Tracking the execution:
While executing the code you might notice the following

1. the percentage of mappers and reducers completed
2. the link to jobtracker (a web UI to track and view-log).. the jobtracker will run in port 50030
in our case
http://localhost.localdomain:50030

tips:
If you are running the program for the second time with the same output directory then you are required to remove the output directory

hadoop fs -rmr /user/training/output

Configuring your Hadoop

Double click the Cloudera image file.. this will open the image in VMware player.
Login with username and password (cloudera,cloudera)

Open the terminal using the icon at the top menu bar..Now we need to check for environment variables before jumping into real coding.

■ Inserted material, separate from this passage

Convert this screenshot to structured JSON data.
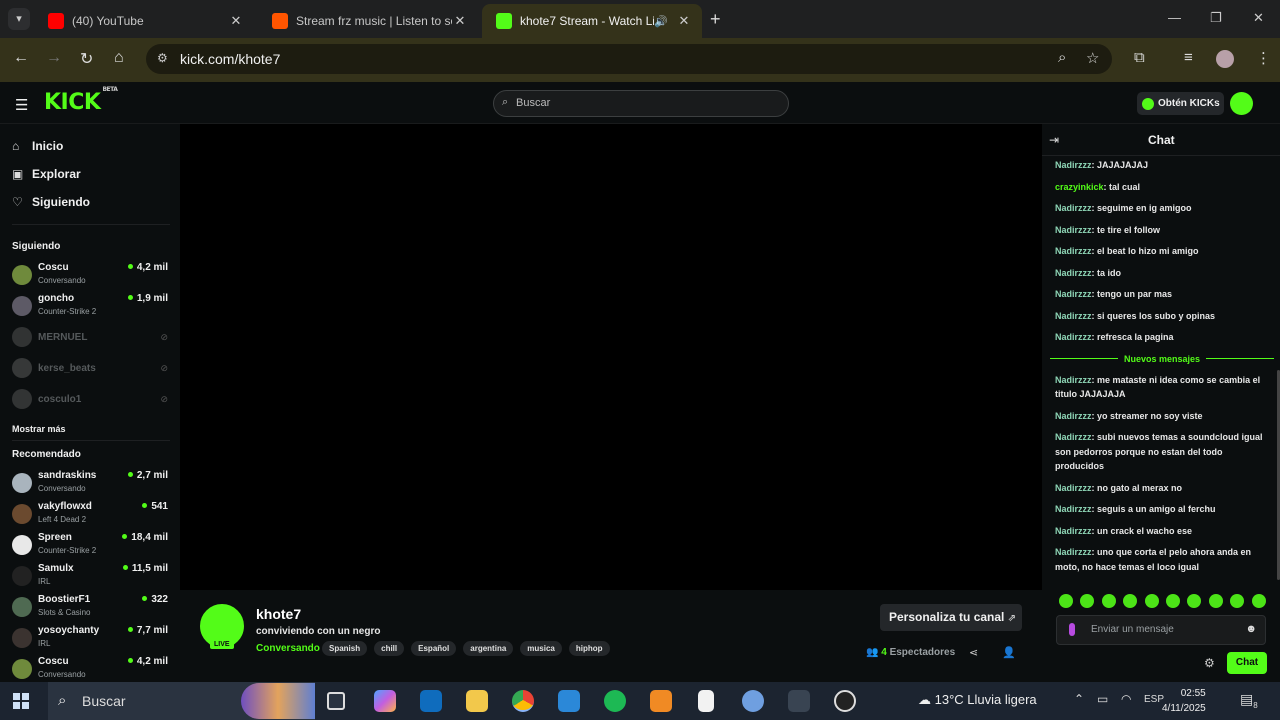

echo $JAVA_HOME - this is where your java files are..
echo $HADOOP_HOME - for the jar and lib files used by Hadoop

to set these parameters if it emits nothing..
export JAVA_HOME=/usr
export HADOOP_HOME=/usr/lib/hadoop

note: these paths might be different if you are using different image or different installation of Hadoop.

Once the parameters are set you can check if the hadoop is running but just typing hadoop in the prompt.. and if it throws the help for hadoop then you are all set..

$hadoop

Start your own Hadoop cluster

Even though your organization has a Hadoop installation, they might not give access to you to learn and try some code. And for a beginner an enterprise cluster with 1000's of nodes is unnecessary. So how to try, feel and learn Hadoop for yourself..

The best and easy options available is to use Cloudera's VMWare image along with VMWare player. For beginners VMWare creates another virtual machine from your desktop, say you have a windows machine, you can install VMware player in your machine and convert into a UNIX box (pretty cool!!) vmware player is freeware from www.vmware.com (precisely : https://www.vmware.com/tryvmware/index.php)

Next regarding image from Cloudera, anyone can configure a system through VMware and save it as a file and distribute. And anyone can use the same configuration in their machine just by copying the image file in their system. We can download VMware image for Cloudera Hadoop from https://ccp.cloudera.com/display/SUPPORT/Downloads

So thats it, install VMware player and download cloudera image and just double click the *.vmx file from the downloaded directory.. a fully configured Hadoop (UNIX) machine is available for you. At the time of this writing the username and password for the image is "cloudera" and "cloudera", check with their site while downloading.